Albion had to close its high school due to declining enrollment. Many of the students who would otherwise attend schools in the Albion district were going elsewhere as allowed under "schools of choice." French says that cost the district about $7,000 per student. But he says Marshall was also running a $1-million deficit. French says Marshall had the room at its high school to accommodate the additional students. He says since the district received the $7,000 for each student from Albion, Marshall was able to eliminate it deficit. 

French says there was a lot of fear on both sides. He says people in Albion feared losing part of their community with its high school closing down. They would no longer have high school football and basketball games in their town on Friday nights. Marshall residents were concerned about brining in students from a school district with lower test scores. Concerns were also raised about security. French says the concerns deal with class and race. He says there was a generational difference in how students and their parents viewed the merger. French says students did not see the same problems that their parents anticipated. 

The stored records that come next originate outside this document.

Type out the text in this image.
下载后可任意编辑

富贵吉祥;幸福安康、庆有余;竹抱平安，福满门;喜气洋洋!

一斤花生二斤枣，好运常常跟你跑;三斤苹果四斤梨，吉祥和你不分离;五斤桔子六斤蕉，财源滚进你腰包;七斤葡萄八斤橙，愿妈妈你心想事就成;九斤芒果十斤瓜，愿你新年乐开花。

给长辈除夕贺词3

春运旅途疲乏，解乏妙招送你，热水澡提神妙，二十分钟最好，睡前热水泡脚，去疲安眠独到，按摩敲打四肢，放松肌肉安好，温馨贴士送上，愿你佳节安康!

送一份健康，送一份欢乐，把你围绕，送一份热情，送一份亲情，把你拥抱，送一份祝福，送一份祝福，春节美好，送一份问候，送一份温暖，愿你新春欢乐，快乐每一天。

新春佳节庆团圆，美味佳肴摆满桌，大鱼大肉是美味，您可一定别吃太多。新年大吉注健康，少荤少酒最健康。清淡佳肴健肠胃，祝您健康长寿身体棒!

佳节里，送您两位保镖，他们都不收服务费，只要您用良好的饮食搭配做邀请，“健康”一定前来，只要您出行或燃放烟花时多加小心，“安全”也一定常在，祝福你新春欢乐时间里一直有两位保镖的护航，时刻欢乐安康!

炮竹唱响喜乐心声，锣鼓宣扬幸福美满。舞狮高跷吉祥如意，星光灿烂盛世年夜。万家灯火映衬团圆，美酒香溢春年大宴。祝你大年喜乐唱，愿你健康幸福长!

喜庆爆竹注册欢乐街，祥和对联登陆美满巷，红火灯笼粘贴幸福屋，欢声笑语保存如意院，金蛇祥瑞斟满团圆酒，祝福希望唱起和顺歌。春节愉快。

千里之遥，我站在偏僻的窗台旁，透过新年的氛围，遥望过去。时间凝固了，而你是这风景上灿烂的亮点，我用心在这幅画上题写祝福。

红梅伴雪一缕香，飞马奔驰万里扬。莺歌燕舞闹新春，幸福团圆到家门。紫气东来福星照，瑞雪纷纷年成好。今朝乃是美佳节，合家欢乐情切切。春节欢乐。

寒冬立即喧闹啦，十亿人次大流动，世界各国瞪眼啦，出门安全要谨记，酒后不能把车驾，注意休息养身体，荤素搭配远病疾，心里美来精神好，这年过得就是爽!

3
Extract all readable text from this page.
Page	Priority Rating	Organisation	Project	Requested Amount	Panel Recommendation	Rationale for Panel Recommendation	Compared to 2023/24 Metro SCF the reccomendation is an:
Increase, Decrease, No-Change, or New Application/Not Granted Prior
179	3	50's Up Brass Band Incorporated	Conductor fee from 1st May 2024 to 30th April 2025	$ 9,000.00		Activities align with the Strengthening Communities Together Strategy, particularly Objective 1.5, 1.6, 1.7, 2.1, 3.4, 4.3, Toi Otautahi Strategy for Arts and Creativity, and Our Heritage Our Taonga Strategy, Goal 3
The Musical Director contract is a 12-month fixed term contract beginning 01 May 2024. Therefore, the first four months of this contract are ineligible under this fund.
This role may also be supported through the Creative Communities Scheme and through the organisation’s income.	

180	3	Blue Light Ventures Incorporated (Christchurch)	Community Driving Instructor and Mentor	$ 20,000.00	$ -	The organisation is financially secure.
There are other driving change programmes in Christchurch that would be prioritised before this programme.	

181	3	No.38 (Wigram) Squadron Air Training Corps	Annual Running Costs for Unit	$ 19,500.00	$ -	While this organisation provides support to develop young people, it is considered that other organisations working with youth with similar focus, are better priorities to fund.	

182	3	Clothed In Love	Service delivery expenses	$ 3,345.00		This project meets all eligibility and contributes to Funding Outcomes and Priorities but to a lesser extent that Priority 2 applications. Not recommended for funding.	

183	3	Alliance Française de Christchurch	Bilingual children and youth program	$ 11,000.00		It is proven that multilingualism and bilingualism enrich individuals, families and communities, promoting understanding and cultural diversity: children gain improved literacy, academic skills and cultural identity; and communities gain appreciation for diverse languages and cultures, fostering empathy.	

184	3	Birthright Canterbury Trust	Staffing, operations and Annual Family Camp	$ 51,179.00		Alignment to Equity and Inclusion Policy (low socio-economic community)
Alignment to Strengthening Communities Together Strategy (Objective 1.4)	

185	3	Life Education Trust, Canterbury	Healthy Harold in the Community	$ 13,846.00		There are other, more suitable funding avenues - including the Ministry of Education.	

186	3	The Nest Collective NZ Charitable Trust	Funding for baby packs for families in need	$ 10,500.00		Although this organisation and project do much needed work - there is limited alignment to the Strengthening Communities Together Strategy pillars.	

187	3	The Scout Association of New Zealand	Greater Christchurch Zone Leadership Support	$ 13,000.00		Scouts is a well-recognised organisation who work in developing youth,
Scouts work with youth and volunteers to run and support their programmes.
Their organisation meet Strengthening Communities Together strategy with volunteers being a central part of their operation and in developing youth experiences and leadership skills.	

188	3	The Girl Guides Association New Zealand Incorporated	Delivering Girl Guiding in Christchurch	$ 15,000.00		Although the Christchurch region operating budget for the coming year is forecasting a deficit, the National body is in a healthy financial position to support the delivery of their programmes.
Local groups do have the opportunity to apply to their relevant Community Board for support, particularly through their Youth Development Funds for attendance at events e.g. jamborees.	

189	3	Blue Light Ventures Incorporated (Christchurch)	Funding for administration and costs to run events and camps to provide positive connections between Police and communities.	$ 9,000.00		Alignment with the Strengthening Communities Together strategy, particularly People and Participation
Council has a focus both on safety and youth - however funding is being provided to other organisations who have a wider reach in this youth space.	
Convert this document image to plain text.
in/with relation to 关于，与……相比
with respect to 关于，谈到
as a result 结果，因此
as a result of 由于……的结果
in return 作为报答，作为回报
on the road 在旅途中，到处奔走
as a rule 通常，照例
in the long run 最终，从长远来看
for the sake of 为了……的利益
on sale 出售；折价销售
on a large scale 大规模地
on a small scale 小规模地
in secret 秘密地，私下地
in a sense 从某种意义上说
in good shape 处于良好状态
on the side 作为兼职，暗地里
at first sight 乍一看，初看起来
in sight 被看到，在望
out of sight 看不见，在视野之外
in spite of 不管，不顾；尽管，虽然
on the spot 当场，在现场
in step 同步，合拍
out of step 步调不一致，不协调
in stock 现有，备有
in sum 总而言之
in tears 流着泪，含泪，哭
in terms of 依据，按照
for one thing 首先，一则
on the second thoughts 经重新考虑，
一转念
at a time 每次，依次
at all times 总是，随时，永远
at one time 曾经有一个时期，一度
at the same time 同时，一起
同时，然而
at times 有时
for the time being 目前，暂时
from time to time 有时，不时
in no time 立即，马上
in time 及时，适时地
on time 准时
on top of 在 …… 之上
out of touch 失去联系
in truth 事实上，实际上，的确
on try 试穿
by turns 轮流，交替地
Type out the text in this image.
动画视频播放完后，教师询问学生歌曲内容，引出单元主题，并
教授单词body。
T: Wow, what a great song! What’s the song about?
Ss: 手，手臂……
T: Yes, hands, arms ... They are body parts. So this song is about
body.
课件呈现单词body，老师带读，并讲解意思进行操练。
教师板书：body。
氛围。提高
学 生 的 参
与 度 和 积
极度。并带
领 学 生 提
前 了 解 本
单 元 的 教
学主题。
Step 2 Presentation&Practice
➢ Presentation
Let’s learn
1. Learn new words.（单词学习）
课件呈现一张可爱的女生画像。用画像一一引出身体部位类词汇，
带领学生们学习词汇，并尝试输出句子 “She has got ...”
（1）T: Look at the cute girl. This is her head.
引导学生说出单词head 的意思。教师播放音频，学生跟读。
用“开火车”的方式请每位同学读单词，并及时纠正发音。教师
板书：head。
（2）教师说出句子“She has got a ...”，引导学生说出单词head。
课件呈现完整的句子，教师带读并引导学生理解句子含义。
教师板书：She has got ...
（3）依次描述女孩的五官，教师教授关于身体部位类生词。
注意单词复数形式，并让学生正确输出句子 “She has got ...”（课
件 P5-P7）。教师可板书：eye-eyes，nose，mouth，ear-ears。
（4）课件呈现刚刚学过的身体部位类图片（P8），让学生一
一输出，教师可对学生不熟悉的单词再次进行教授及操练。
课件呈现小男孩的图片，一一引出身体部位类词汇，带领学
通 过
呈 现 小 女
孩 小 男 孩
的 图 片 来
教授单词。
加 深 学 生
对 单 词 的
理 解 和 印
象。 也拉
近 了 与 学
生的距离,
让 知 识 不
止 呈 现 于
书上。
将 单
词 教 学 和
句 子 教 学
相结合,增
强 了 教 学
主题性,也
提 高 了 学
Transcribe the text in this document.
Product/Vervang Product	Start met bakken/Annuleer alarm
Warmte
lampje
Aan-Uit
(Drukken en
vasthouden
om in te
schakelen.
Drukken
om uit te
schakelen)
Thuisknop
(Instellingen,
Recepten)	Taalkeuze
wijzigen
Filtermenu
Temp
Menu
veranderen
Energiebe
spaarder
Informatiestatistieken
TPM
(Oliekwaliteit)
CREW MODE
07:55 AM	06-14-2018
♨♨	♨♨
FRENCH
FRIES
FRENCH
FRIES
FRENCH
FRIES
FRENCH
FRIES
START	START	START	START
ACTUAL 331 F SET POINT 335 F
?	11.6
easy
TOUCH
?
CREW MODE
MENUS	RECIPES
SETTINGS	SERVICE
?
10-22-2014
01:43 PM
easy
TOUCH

Students from Albion who now attend school in Marshall, have a long bus ride in the morning. Students who are in after-school activities such as theater or sports can be at school for 12 hours. French says there are shuttle busses that go back and forth for those students. He says that some students from Albion are facing greater academic challenges at Marshall High School. French says that follows research which shows that educational achievement correlates strongly with income. But French says the students from Albion have shown great resiliency, and have worked hard to succeed in a new environment. He says parents and students he talked too believed the change in schools has been positive

State education officials have been encouraging consolidation and collaboration between school districts. French says there about four dozen school districts in the state that are running a deficit. He says some of those are deeper in the red than Albion was before it agreed to the high school merger with Marshall. French says other districts are looking at sharing other services such as bookkeeping. But he says one of the larger options is a merger like the one between Albion and Marshall. French says "there is no model now, Marshall and Albion, if it continues to be as successful as it is now could be that model." 

"There is no model now, Marshall and Albion, if it continues to be as successful as it is now could be that model."

French says the two districts worked together to make the transition go smoothly. He says that included bringing students together at Albion College for a weekend in the summer. They paired students from the different schools together. French says "you can't just say we're putting kids together and we're saving some money."